At first glance, balancing offers an easy way to resolve conflicts between free speech and other rights or interests. By assigning appropriate weights to both the right of a free press and the right of a fair trial, the Supreme Court was able to strike the appropriate balance in the Richmond Newspaper case. While the result in this instance makes intuitive sense, the balancing approach is not without its critics. The very flexibility that makes balancing so intellectually appealing means that it may threaten freedom of speech. For that reason, absolutists such as Justice Hugo Black (1960) rejected the idea of balancing First Amendment rights against asserted state interests.
Rodney Smolla (1992) cautions against simple answers to all questions related to the freedom of expression. While the language of the Free Speech Clause is unambiguous, academics and jurists have struggled to find bright lines for distinguishing between protected and unprotected expression. Even when it is possible to assign speech into discrete categories, transcendent legal principles remain elusive. Depending on the type of speech at issue and the circumstances, different rules apply. The Supreme Court has admitted as much, noting that “each method of communicating ideas is a ‘law unto itself’ and that law must reflect the ‘differing natures, values, abuses and dangers’of each method” (Metromedia v. City of San Diego, 1981, p. 501). For every principle, the Supreme Court seems to have acknowledged one or more exceptions.

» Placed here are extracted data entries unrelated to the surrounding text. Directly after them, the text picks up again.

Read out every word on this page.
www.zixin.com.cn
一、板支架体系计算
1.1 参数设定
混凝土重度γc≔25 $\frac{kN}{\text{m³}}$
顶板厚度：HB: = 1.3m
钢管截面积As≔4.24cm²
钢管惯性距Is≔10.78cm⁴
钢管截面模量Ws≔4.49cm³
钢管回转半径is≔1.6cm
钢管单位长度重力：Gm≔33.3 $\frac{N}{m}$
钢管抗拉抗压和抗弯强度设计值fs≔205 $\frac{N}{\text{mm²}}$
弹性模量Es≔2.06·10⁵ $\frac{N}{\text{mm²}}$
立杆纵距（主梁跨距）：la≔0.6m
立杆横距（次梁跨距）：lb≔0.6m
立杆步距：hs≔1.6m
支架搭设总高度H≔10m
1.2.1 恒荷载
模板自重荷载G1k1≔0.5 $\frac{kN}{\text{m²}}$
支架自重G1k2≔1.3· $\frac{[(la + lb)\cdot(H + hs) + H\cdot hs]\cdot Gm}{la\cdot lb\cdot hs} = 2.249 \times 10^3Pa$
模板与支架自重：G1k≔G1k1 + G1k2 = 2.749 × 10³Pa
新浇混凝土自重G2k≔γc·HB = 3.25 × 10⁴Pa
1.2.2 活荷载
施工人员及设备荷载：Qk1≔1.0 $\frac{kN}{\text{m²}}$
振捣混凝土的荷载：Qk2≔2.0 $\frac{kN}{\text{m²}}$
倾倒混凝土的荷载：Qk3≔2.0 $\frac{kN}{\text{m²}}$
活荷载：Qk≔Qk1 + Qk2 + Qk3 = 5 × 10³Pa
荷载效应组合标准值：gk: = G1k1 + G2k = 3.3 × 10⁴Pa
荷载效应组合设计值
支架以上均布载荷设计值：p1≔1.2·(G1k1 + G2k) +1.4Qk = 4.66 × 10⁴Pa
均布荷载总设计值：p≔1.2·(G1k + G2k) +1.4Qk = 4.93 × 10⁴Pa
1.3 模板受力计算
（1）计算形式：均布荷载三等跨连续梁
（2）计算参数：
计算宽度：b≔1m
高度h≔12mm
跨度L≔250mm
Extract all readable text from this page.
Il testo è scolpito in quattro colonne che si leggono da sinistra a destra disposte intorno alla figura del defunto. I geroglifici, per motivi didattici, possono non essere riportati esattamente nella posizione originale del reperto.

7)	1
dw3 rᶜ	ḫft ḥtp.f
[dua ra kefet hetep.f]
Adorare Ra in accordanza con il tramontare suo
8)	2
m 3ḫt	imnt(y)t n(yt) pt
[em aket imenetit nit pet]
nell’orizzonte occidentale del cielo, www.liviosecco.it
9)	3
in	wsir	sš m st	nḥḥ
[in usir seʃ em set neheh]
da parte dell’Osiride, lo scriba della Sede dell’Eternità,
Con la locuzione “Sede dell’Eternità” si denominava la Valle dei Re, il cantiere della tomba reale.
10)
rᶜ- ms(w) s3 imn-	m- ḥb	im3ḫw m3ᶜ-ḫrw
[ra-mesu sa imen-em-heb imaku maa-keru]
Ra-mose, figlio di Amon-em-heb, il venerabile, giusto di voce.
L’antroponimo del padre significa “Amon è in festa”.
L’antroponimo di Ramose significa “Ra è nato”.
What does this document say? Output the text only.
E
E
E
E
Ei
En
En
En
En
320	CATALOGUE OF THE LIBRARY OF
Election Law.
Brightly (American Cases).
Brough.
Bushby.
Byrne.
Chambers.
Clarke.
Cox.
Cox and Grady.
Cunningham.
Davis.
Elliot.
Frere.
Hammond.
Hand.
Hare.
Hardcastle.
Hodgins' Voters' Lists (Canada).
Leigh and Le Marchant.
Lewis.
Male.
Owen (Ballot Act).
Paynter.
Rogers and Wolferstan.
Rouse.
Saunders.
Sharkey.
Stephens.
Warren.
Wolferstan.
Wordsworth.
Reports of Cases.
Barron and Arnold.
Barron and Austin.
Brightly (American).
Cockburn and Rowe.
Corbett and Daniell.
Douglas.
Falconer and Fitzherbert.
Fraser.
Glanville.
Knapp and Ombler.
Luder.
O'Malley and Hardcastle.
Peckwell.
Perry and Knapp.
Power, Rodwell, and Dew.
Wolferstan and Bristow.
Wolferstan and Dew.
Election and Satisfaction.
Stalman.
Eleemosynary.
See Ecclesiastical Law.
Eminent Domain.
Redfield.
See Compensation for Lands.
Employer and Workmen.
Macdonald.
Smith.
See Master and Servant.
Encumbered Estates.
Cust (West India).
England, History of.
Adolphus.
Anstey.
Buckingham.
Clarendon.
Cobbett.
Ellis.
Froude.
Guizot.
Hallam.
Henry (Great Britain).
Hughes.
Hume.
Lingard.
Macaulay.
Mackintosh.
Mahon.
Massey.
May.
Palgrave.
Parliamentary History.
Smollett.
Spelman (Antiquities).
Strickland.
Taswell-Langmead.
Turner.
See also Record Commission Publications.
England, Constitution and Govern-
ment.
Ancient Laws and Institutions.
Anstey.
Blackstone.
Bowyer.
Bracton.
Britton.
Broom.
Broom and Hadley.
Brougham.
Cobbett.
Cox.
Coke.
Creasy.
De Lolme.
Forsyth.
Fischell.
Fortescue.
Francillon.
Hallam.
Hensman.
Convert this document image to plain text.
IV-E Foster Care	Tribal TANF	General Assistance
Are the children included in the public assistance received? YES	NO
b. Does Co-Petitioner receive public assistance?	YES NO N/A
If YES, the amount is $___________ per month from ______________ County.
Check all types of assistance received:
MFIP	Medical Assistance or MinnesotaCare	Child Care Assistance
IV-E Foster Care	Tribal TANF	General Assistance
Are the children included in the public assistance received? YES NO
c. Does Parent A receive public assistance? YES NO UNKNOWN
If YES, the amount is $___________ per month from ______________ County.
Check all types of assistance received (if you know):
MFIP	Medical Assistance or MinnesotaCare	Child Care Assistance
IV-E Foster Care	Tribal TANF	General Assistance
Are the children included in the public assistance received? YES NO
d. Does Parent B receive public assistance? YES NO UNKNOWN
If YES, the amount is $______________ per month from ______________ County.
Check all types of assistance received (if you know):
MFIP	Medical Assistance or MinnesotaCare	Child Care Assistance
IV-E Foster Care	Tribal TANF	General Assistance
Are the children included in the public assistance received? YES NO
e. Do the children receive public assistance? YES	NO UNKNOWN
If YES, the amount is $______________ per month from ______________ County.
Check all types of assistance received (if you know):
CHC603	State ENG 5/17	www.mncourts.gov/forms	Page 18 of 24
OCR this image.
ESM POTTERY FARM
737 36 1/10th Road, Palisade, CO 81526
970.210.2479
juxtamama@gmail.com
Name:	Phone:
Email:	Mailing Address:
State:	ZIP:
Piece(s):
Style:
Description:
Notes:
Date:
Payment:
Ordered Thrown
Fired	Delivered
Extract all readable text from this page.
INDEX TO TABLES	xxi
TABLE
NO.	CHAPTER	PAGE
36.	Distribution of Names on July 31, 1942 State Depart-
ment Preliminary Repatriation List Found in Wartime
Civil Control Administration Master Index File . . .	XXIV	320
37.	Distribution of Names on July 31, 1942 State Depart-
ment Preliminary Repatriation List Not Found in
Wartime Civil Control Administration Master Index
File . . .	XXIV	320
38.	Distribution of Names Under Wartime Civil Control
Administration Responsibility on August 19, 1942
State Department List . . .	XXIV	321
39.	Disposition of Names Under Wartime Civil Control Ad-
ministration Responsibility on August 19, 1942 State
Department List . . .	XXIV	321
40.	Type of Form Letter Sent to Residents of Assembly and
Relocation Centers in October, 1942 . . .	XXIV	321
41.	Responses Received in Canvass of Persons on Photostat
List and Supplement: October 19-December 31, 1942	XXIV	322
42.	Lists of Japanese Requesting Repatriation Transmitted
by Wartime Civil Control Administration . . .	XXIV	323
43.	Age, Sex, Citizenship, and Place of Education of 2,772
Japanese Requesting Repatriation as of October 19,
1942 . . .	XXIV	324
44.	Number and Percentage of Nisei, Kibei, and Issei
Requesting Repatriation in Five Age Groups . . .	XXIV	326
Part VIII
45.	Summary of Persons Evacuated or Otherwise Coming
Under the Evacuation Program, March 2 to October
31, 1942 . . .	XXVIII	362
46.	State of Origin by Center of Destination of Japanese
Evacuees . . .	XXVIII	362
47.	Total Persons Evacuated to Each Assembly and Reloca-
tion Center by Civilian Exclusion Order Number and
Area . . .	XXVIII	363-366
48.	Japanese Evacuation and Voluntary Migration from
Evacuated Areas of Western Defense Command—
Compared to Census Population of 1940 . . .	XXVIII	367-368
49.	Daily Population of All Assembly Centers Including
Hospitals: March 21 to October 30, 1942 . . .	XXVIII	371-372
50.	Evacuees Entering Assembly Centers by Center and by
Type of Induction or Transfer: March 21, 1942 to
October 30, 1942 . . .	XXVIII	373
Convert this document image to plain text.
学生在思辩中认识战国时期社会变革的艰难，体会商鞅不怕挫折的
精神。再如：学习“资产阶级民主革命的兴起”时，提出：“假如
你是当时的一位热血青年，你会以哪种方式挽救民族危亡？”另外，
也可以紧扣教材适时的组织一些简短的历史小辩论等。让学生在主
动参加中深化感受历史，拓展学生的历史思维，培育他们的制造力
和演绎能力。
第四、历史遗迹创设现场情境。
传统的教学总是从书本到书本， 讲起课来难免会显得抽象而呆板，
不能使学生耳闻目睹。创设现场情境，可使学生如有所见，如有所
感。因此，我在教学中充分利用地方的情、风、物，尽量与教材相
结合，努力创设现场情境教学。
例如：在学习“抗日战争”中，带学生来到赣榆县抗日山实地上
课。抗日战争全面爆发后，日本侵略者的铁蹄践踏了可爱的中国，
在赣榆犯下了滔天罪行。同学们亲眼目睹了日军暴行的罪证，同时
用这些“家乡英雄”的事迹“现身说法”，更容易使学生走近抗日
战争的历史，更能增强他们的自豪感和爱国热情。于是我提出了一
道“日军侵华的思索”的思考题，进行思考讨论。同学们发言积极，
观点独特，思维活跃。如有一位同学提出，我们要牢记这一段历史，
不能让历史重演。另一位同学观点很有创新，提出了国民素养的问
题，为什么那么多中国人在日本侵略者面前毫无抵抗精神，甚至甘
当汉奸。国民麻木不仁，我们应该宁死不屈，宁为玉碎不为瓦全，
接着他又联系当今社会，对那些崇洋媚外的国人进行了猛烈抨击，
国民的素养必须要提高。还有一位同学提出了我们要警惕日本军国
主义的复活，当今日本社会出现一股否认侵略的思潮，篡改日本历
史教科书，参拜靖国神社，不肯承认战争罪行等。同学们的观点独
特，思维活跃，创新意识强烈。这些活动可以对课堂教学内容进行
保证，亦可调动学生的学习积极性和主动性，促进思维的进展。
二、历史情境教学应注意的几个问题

This does not diminish the importance of freedom of expression. On the contrary, Thomas Emerson (1963) suggests that the difficulty in developing a coherent theory and transcendent principles reflects the importance of the task. No single formula or rationale is sufficient. Rather, each controversy must be considered on its own merits. The Free Speech Clause expresses an ideal, but this ideal is challenged by speech that is hateful, prurient, and threatening. Thomas Jefferson recognized as much when he warned that the free and open discussion required for true democracy is not for the fainthearted, who might prefer the calm of despotism to sailing on the “boisterous sea of liberty.”